Setelah mengucap terima kasih, gadis kecil dan ibunya langsung melangkah pergi
dari hadapanku. Sempat kulihat mereka menjajakan dagangan mereka kepada orang
yang duduk di belakangku, namun mereka langsung pergi karena orang yang berada
di belakangku tidak ingin membeli dagangan ibu dan anak itu. Mungkin saja
mereka memilih untuk langsung meninggalkan orang itu karena mereka merasa
setidaknya ada yang membeli dagangan mereka. Kemudian aku menikmati makanan yang
kupesan hingga habis, kemudian membayar makanan dan pergi menuju kos. Tiba-tiba
telepon genggamku berbunyi ketika aku baru saja ingin menyalakan mesin sepeda
motorku.
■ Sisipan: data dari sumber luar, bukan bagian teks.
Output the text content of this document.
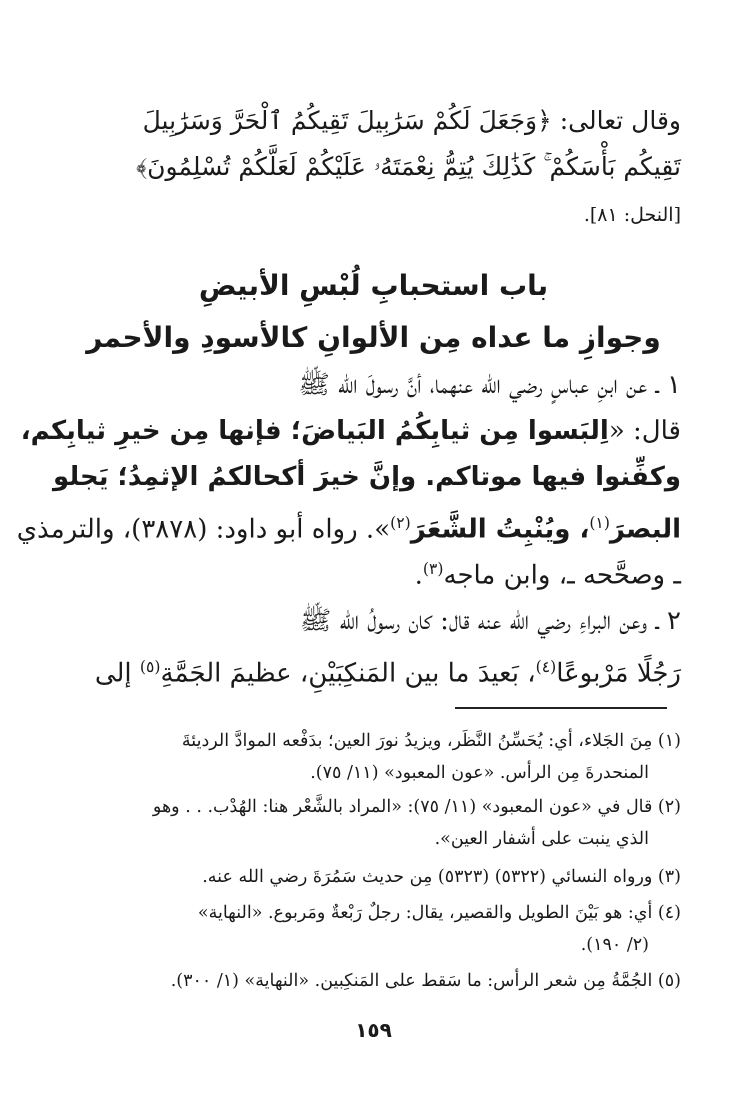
وقال تعالى: ﴿وَجَعَلَ لَكُمْ سَرَٰبِيلَ تَقِيكُمُ ٱلْحَرَّ وَسَرَٰبِيلَ
تَقِيكُم بَأْسَكُمْ ۚ كَذَٰلِكَ يُتِمُّ نِعْمَتَهُۥ عَلَيْكُمْ لَعَلَّكُمْ تُسْلِمُونَ﴾
[النحل: ٨١].
باب استحبابِ لُبْسِ الأبيضِ
وجوازِ ما عداه مِن الألوانِ كالأسودِ والأحمر
١ ـ عن ابنِ عباسٍ رضي الله عنهما، أنَّ رسولَ الله ﷺ
قال: «اِلبَسوا مِن ثيابِكُمُ البَياضَ؛ فإنها مِن خيرِ ثيابِكم،
وكفِّنوا فيها موتاكم. وإنَّ خيرَ أكحالكمُ الإثمِدُ؛ يَجلو
البصرَ$^{(١)}$، ويُنْبِتُ الشَّعَرَ$^{(٢)}$». رواه أبو داود: (٣٨٧٨)، والترمذي
ـ وصحَّحه ـ، وابن ماجه$^{(٣)}$.
٢ ـ وعن البراءِ رضي الله عنه قال: كان رسولُ الله ﷺ
رَجُلًا مَرْبوعًا$^{(٤)}$، بَعيدَ ما بين المَنكِبَيْنِ، عظيمَ الجَمَّةِ$^{(٥)}$ إلى
(١) مِنَ الجَلاء، أي: يُحَسِّنُ النَّظَر، ويزيدُ نورَ العين؛ بدَفْعه الموادَّ الرديئةَ
المنحدرةَ مِن الرأس. «عون المعبود» (١١/ ٧٥).
(٢) قال في «عون المعبود» (١١/ ٧٥): «المراد بالشَّعْر هنا: الهُدْب. . . وهو
الذي ينبت على أشفار العين».
(٣) ورواه النسائي (٥٣٢٢) (٥٣٢٣) مِن حديث سَمُرَةَ رضي الله عنه.
(٤) أي: هو بَيْنَ الطويل والقصير، يقال: رجلٌ رَبْعةٌ ومَربوع. «النهاية»
(٢/ ١٩٠).
(٥) الجُمَّةُ مِن شعر الرأس: ما سَقط على المَنكِبين. «النهاية» (١/ ٣٠٠).
١٥٩
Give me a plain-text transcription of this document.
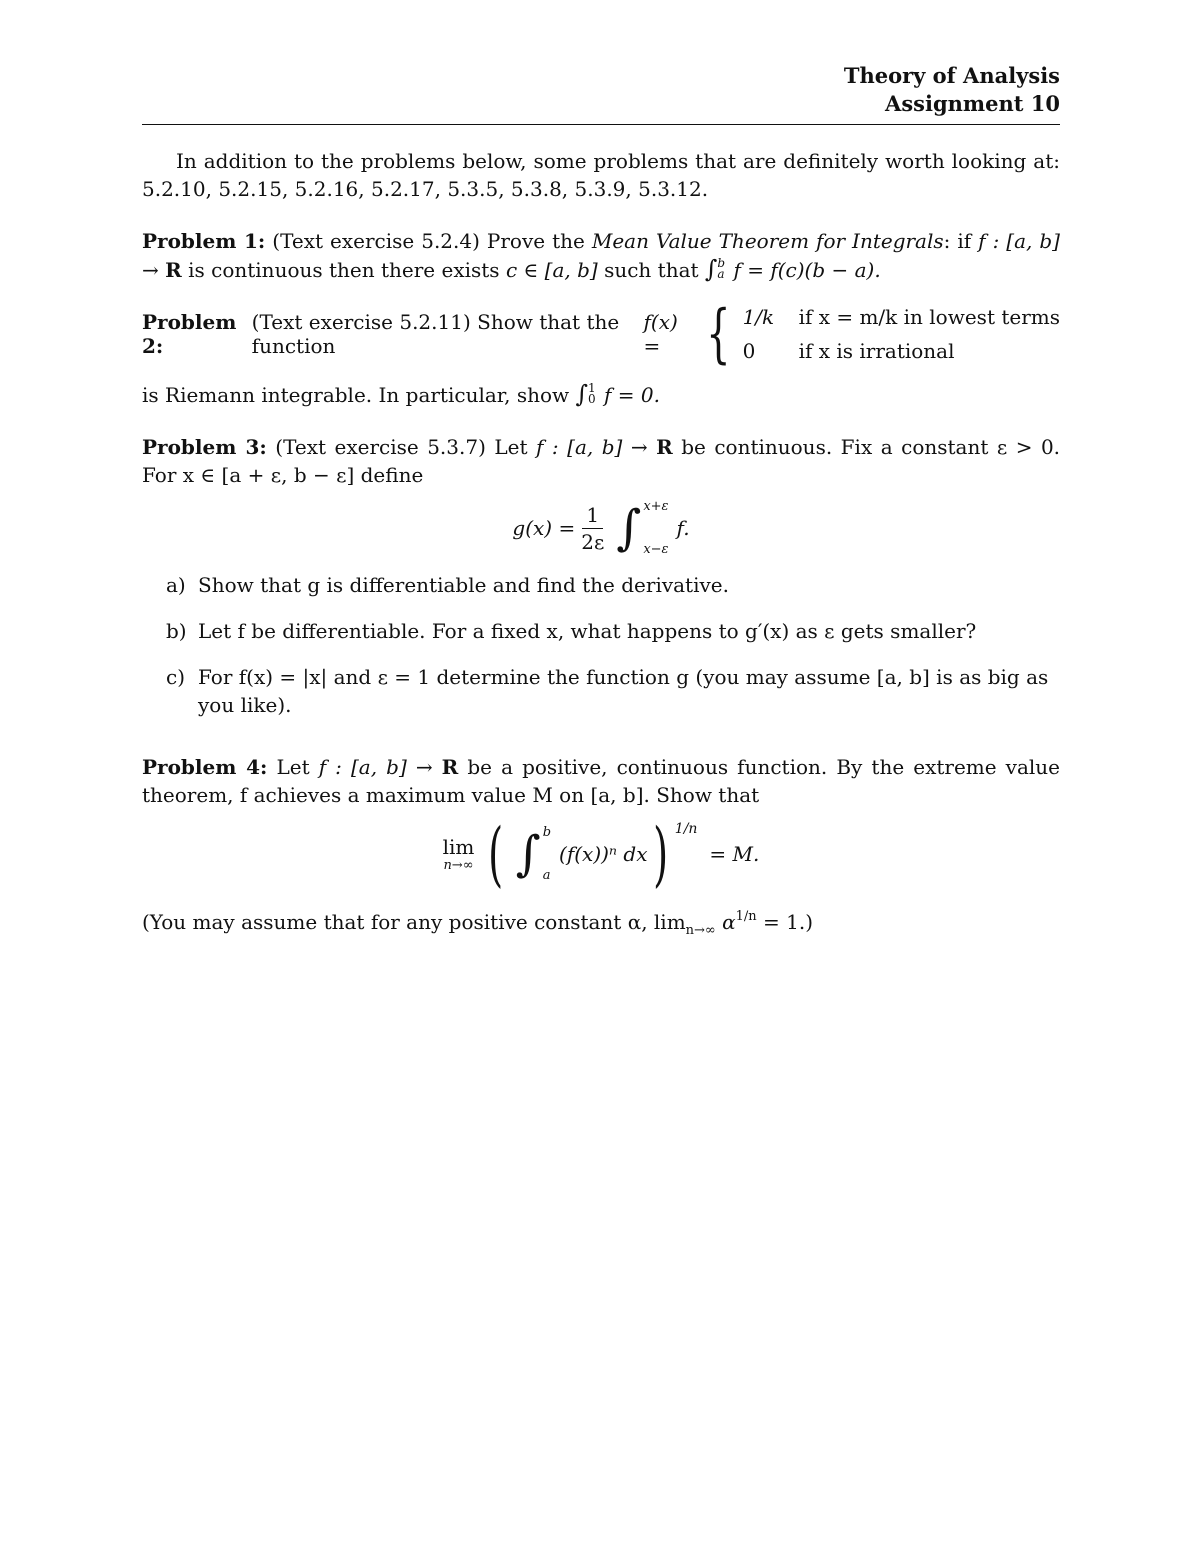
Theory of Analysis
Assignment 10

In addition to the problems below, some problems that are definitely worth looking at: 5.2.10, 5.2.15, 5.2.16, 5.2.17, 5.3.5, 5.3.8, 5.3.9, 5.3.12.

Problem 1: (Text exercise 5.2.4) Prove the Mean Value Theorem for Integrals: if f : [a, b] → R is continuous then there exists c ∈ [a, b] such that ∫ b
a f = f(c)(b − a).

Problem 2:

(Text exercise 5.2.11) Show that the function

f(x) = { 1/k	if x = m/k in lowest terms
0	if x is irrational

is Riemann integrable. In particular, show ∫ 1
0 f = 0.

Problem 3: (Text exercise 5.3.7) Let f : [a, b] → R be continuous. Fix a constant ε > 0. For x ∈ [a + ε, b − ε] define

$g(x) = \frac{1}{2\varepsilon}$ ∫ x+ε
x−ε
f.
a) Show that g is differentiable and find the derivative.
b) Let f be differentiable. For a fixed x, what happens to g′(x) as ε gets smaller?
c) For f(x) = |x| and ε = 1 determine the function g (you may assume [a, b] is as big as you like).

Problem 4: Let f : [a, b] → R be a positive, continuous function. By the extreme value theorem, f achieves a maximum value M on [a, b]. Show that

lim
n→∞ ( ∫ b
a
(f(x))ⁿ dx ) 1/n
= M.

(You may assume that for any positive constant α, $\lim_{n\to\infty} \alpha^{1/n} = 1$.)
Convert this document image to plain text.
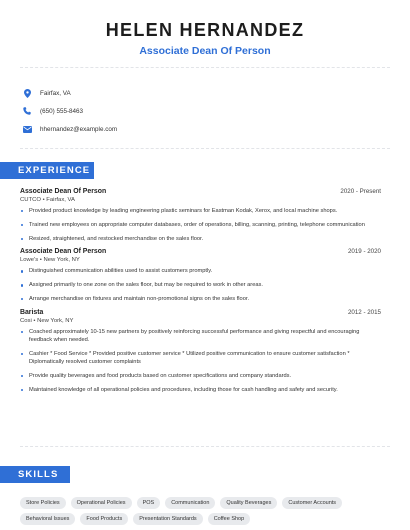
HELEN HERNANDEZ
Associate Dean Of Person
Fairfax, VA
(650) 555-8463
hhernandez@example.com
EXPERIENCE
Associate Dean Of Person	2020 - Present
CUTCO • Fairfax, VA
Provided product knowledge by leading engineering plastic seminars for Eastman Kodak, Xerox, and local machine shops.
Trained new employees on appropriate computer databases, order of operations, billing, scanning, printing, telephone communication
Resized, straightened, and restocked merchandise on the sales floor.
Associate Dean Of Person	2019 - 2020
Lowe's • New York, NY
Distinguished communication abilities used to assist customers promptly.
Assigned primarily to one zone on the sales floor, but may be required to work in other areas.
Arrange merchandise on fixtures and maintain non-promotional signs on the sales floor.
Barista	2012 - 2015
Cosi • New York, NY
Coached approximately 10-15 new partners by positively reinforcing successful performance and giving respectful and encouraging feedback when needed.
Cashier * Food Service * Provided positive customer service * Utilized positive communication to ensure customer satisfaction * Diplomatically resolved customer complaints
Provide quality beverages and food products based on customer specifications and company standards.
Maintained knowledge of all operational policies and procedures, including those for cash handling and safety and security.
SKILLS
Store Policies	Operational Policies	POS	Communication	Quality Beverages	Customer Accounts
Behavioral Issues	Food Products	Presentation Standards	Coffee Shop
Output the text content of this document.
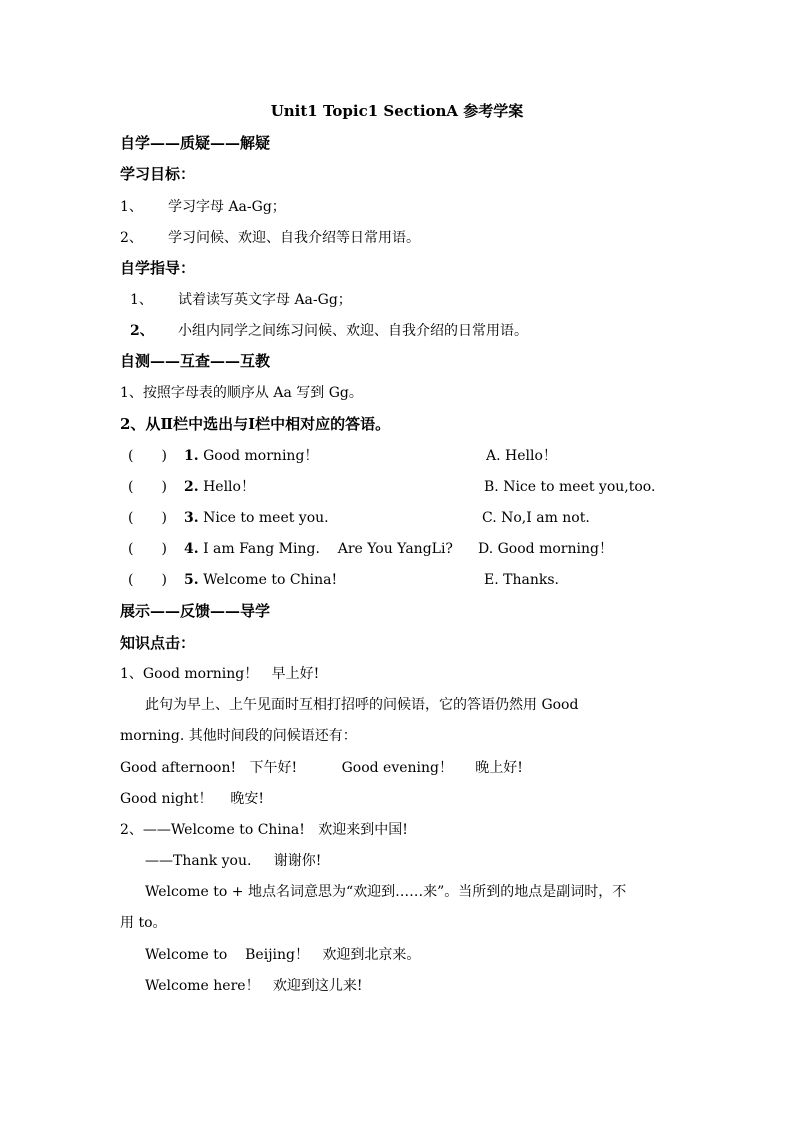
Unit1 Topic1 SectionA 参考学案
自学——质疑——解疑
学习目标：
1、 学习字母 Aa-Gg；
2、 学习问候、欢迎、自我介绍等日常用语。
自学指导：
1、 试着读写英文字母 Aa-Gg；
2、 小组内同学之间练习问候、欢迎、自我介绍的日常用语。
自测——互查——互教
1、按照字母表的顺序从 Aa 写到 Gg。
2、从Ⅱ栏中选出与Ⅰ栏中相对应的答语。
(　　) 1. Good morning！	A. Hello！
(　　) 2. Hello！	B. Nice to meet you,too.
(　　) 3. Nice to meet you.	C. No,I am not.
(　　) 4. I am Fang Ming.    Are You YangLi? D. Good morning！
(　　) 5. Welcome to China!	E. Thanks.
展示——反馈——导学
知识点击：
1、Good morning！   早上好!
此句为早上、上午见面时互相打招呼的问候语，它的答语仍然用 Good
morning. 其他时间段的问候语还有：
Good afternoon!   下午好!          Good evening！     晚上好!
Good night！    晚安!
2、——Welcome to China!   欢迎来到中国!
——Thank you.     谢谢你!
Welcome to + 地点名词意思为“欢迎到……来”。当所到的地点是副词时，不
用 to。
Welcome to    Beijing！   欢迎到北京来。
Welcome here！   欢迎到这儿来!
Rupanya kawanku yang memanggil. Rupanya ia masih di kampus dan masih
belum ada orang yang menjemputnya pulang. Langsung saja aku mendatanginya dan
mengantarkannya pulang sembari mengambil barangku yang sempat kutitipkan
padanya, kemudian pergi menuju tempat kosku.
Sepanjang
perjalanan pulang, aku mengingat-ingat kembali urutan-urutan kejadian pada
petang itu. Seorang gadis kecil beserta ibunya, mereka menjajakan susu kedelai
dengan wajah penuh lelah, membayangkan apa saja penolakan yang mereka terima,
mengingat bahwa akupun tidak luput dari sebuah penolakan, hingga pada akhirnya
aku memilih untuk membeli dagangan mereka. Kemudian aku bertanya kepada diriku
sendiri. Mengapa aku membeli dagangan mereka meskipun sebenarnya aku tidak ada
keinginan untuk membeli susu kedelai? Apakah aku didorong oleh rasa kasihan
yang timbul karena melihat wajah lelah mereka? Atau justru karena sama-sama
merasakan sebuah penolakan dalam hidup? Pertanyaan-pertanyaan itu terus
terngiang-ngiang hingga akhirnya aku menemukan jawaban di dalam pikiranku
sendiri, dan rupanya cukup memuaskan bagiku. Mereka berdua adalah manusia yang
sama sepertiku. Namun mereka berada di dalam sebuah kondisi hidup yang terkesan
tidak beruntung. Mereka harus membanting tulang demi mempertahankan
kelangsungan hidup keluarga mereka. Namun jalan mereka tidak mudah dan sama
sekali tidak menyenangkan. Berbagai macam penolakan mereka terima. Dari
perkataan halus hingga hardikan kasar menghunjam batin mereka. Seolah-olah
mereka dikecewakan oleh semesta. Rasa tanggung jawab dalam membantu sesama
manusia menjadi sebuah motor yang mampu menggerakkan hatiku untuk membantu
meringankan mereka. Bahkan aku berharap dengan upayaku membantu mereka,
secercah harapan muncul dari hati mereka. Di dunia yang kejam ini, biarlah aku
membantu sebisaku. Kalian berdua memiliki hak yang sama denganku untuk hidup
bahagia. Aku tidak ingin membiarkan mereka terinjak-injak dengan rasa kekecewaan
atas kehidupan dunia, sebagaimana keluarga dan kawan-kawanku yang selama ini
selalu membantu dan menyertaiku dalam menghadapi masalah, suka dan duka. Kita
semua berhak untuk hidup bahagia dan positif, tak peduli seberapa banyak dan
berat masalah-masalah hidup masing-masing. Namun jangan biarkan masalah-masalah
itu mematikan kemanusiaan kita. Karena dari segala permasalahan hidup itulah,
umat manusia ditempa kualitasnya untuk menjadi lebih baik dari masa lalu
mereka. Dan untuk gadis kecil dan ibu yang menjajakan susu kedelai kepadaku,
aku hanya bisa berdoa semoga kalian semua diberikan kekuatan hati dalam
menghadapi berbagai permasalahan di dalam kehidupan kalian. Segala badai pasti
berlalu, secercah sinar selalu menunggu di ujung terowongan yang gelap, dan
selalu ada hasil manis bagi mereka yang mampu bertahan dalam merasakan pahitnya
kehidupan. Semoga selalu berbahagia!
Surabaya, 13 November
2015.
Pukul 00:52 WIB.
Catatan penulis: Entah mengapa, tulisan ini terlihat tidak rapi ketika dibaca di blog ini. Penulis sendiri tidak tahu alasan pasti dari kacaunya indentasi tiap paragraf. Penulis memohon maaf apabila kekacauan ini menimbulkan ketidaknyamanan bagi para pembaca.